Under an all-stock Reverse Morris Trust transaction, each share of Mylan will be converted into one share of the new company. The deal allows Pfizer shareholders to own a 57% stake in the new company, while Mylan shareholders will own the remaining 43% interest.
The new company, which will serve over 165 markets, will have a diverse portfolio that covers major therapeutic areas such as central nervous system and anaesthesia, infectious disease and cardiovascular.
Pfizer CEO Dr Albert Bourla said: “We are creating a new champion for global health—one poised to bring world-class medicines to patients across a wide range of therapeutic areas. I believe that Mylan’s unique profile and strategy has made it the obvious partner of choice in creating this powerful combination.”

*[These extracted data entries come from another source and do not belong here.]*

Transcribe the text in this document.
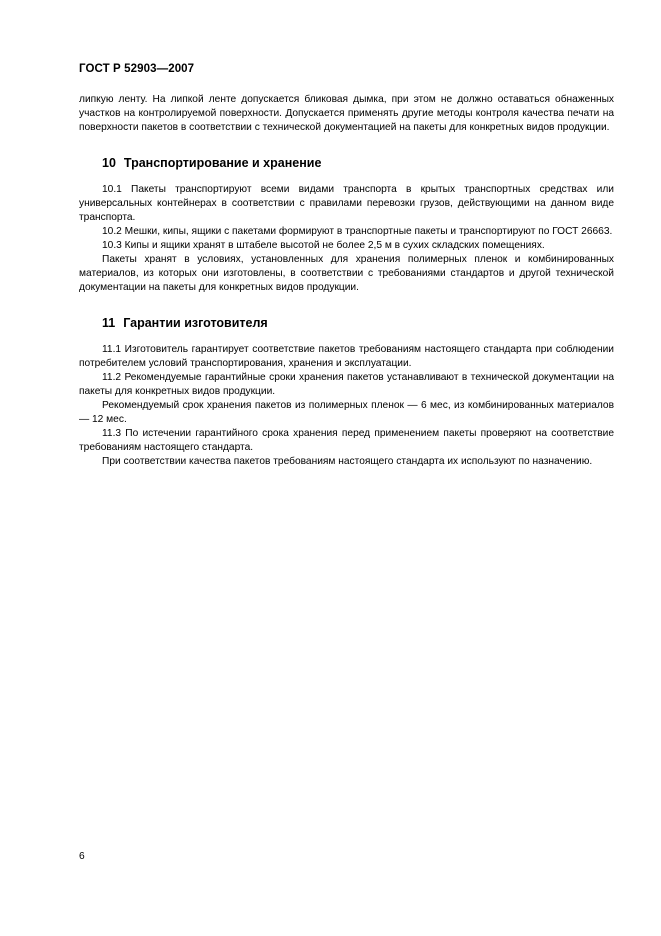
ГОСТ Р 52903—2007

липкую ленту. На липкой ленте допускается бликовая дымка, при этом не должно оставаться обнаженных участков на контролируемой поверхности. Допускается применять другие методы контроля качества печати на поверхности пакетов в соответствии с технической документацией на пакеты для конкретных видов продукции.

10 Транспортирование и хранение

10.1 Пакеты транспортируют всеми видами транспорта в крытых транспортных средствах или универсальных контейнерах в соответствии с правилами перевозки грузов, действующими на данном виде транспорта.

10.2 Мешки, кипы, ящики с пакетами формируют в транспортные пакеты и транспортируют по ГОСТ 26663.

10.3 Кипы и ящики хранят в штабеле высотой не более 2,5 м в сухих складских помещениях.

Пакеты хранят в условиях, установленных для хранения полимерных пленок и комбинированных материалов, из которых они изготовлены, в соответствии с требованиями стандартов и другой технической документации на пакеты для конкретных видов продукции.

11 Гарантии изготовителя

11.1 Изготовитель гарантирует соответствие пакетов требованиям настоящего стандарта при соблюдении потребителем условий транспортирования, хранения и эксплуатации.

11.2 Рекомендуемые гарантийные сроки хранения пакетов устанавливают в технической документации на пакеты для конкретных видов продукции.

Рекомендуемый срок хранения пакетов из полимерных пленок — 6 мес, из комбинированных материалов — 12 мес.

11.3 По истечении гарантийного срока хранения перед применением пакеты проверяют на соответствие требованиям настоящего стандарта.

При соответствии качества пакетов требованиям настоящего стандарта их используют по назначению.

6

Based in the US and incorporated in Delaware, the new company operates global centres in Pittsburgh, Pennsylvania; Shanghai, China; and Hyderabad, India.
The combined entity will have a diverse and differentiated portfolio of prescription medicines, complex generics, over-the-counter products and biosimilars.
With advanced medical, manufacturing and commercial expertise in over 120 countries, Upjohn will add major brands such as Lipitor (atorvastatin calcium), Celebrex (celecoxib) and Viagra (sildenafil) to the new company.
The new company is believed to have pro forma 2020 revenues between $19bn (£15.4bn) and $20bn (£16.2bn), and the pro forma adjusted EBITDA between $7.5bn (£6.1) and $8bn (£6.5bn) for the same period.
Subject to approval by Mylan shareholders and customary closing conditions, the deal is expected to be completed in mid-2020.
Mylan’s current chairman Robert Coury will lead the new company, which will be renamed and rebranded upon completion of the deal.
Coury said: “Over the past year and a half, I have spent a lot of time speaking with and listening attentively to our shareholders. Today’s announcement builds upon many of those meaningful conversations and represents a transformative move for Mylan.”
Earlier this month, the US drug giant secured approval from the US Food and Drug Administration for its Ruxience (rituximab-pvvr), a biosimilar to Roche’s cancer drug Rituxan (rituximab), to treat certain cancers and autoimmune conditions.